There’s a chance you already know of TRAPY, be it from his tattooing moniker Traphouse, or his graffiti tags that embellish buildings across the world. He’s inked everyone from A$AP Rocky to Skepta, and prior to the pandemic, travelled every other week to different cities to tattoo his designs of girls in Louis Vuitton-clad bikinis, souped-up sports cars, Stone Island badges and Nokia 3310s onto the fans of his tongue-in-cheek style of Y2K body art.
With the down-time of the pandemic last year, and the subsequent closure of tattoo shops, TRAPY finally had the time to focus on one project he’s been chipping away at behind the scenes: his music. Brutally honest about his beginnings, music has been the MC’s constant, keeping him focused and centred, even during his turbulent, formative years. “I went to go and live with my dad at 13, and we were homeless,” TRAPY says over the phone, taking long pulls on a cigarette and considering his words carefully before articulating them in a deep London accent. “The council gave us temporary accommodation in a couple of different places, so we bounced about before we got a permanent flat. Obviously, in those days, moving around... I was a little demon.”
From being arrested “almost every weekend”, to being banned from his friends’ houses by their parents, he was a self-confessed troublemaker. “Even through all that though, I’d still go back to West (London) for youth club because they had a music programme there,” he says. “Fruity Loops was the only thing around, and that’s where I first learnt to make beats.” He’d go and see his friends in Fulham, watching their older brothers making tracks, and eventually managed to get his hands on a CD copy, as well as a computer.

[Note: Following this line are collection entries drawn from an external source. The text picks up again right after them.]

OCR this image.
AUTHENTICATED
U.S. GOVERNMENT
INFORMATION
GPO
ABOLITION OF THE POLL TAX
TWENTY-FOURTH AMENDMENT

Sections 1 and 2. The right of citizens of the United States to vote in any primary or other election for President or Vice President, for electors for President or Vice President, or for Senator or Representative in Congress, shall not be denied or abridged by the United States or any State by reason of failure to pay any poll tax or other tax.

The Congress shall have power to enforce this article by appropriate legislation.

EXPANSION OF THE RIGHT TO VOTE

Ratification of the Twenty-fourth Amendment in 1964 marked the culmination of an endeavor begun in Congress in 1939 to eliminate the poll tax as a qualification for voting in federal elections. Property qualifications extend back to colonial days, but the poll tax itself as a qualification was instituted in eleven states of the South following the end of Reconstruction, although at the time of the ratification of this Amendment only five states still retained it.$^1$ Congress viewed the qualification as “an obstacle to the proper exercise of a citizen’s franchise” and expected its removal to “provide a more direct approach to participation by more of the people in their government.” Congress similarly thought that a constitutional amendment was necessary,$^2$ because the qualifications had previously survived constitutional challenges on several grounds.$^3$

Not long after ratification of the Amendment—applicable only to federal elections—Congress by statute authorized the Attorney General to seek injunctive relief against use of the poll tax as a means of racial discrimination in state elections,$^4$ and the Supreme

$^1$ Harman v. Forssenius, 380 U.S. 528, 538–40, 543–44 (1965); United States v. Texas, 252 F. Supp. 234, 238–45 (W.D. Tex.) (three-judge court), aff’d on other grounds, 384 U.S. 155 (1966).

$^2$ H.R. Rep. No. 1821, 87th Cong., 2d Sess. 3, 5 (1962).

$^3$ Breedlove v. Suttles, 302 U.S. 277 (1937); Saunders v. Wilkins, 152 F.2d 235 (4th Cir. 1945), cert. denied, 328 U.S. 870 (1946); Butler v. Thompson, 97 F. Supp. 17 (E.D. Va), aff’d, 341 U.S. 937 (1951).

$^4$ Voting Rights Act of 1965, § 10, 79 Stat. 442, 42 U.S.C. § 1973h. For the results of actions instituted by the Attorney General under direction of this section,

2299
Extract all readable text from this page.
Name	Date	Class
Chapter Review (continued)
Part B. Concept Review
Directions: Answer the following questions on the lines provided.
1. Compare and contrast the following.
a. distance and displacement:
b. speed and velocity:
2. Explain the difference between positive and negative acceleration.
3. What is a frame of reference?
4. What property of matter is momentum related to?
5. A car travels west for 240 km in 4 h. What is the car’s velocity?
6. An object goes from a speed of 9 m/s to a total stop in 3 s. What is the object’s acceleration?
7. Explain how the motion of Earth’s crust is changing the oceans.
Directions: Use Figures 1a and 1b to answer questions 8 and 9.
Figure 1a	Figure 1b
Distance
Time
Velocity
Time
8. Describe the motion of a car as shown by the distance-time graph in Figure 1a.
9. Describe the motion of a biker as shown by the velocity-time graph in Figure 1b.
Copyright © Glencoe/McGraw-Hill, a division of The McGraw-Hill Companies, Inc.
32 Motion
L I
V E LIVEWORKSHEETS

“My cousin gave me a PC. It was a big fucking monitor with an arse on it, and a PC tower that would hum, with those two little Logitech speakers and sub that everyone had. I was aggressively poor for a long time,” he continues, earnestly. “I never had no internet, no landline, nothing. The only way I could make music was to sample from CDs I’d stolen, or go to the charity shops and get like five CDs for £1 or whatever.”
The impact of those early brushes with production, though, are integral to TRAPY’s music-making process now. He produces all his own beats, sampling old soul and funk records, as well as hip-hop and rap, chopping and screwing tracks he heard growing up, and still using FL Studio to do it now. His digging for hidden gems and diverse tracks to sample is largely due to his father too, who’d make a young TRAPY listen to whatever he was playing at the time.
“He never played (instruments), or made anything — but he was an avid consumer of all genres,” he explains. “I’d be in the motor with him, and he’s got a tape or an album, and he’s telling me, ‘You need to know who those people are’. We’d go on a car journey and go from Smokey Robinson to Metallica, then it’d be Prodigy and Sizzla.”
TRAPY initially dropped his first mixtape back in 2016, under his Traphouse Tyler alias. It wasn’t really the right time for him though, and the focus turned back to tattooing for a little while. He’s a private person, and it’s a time he isn’t willing to delve into. “During the last couple of years as Traphouse, I’ve gone through a lot of shit,” he says. “A lot of bad things have happened. I got nicked like three times, I’m just not shouting about that shit online.”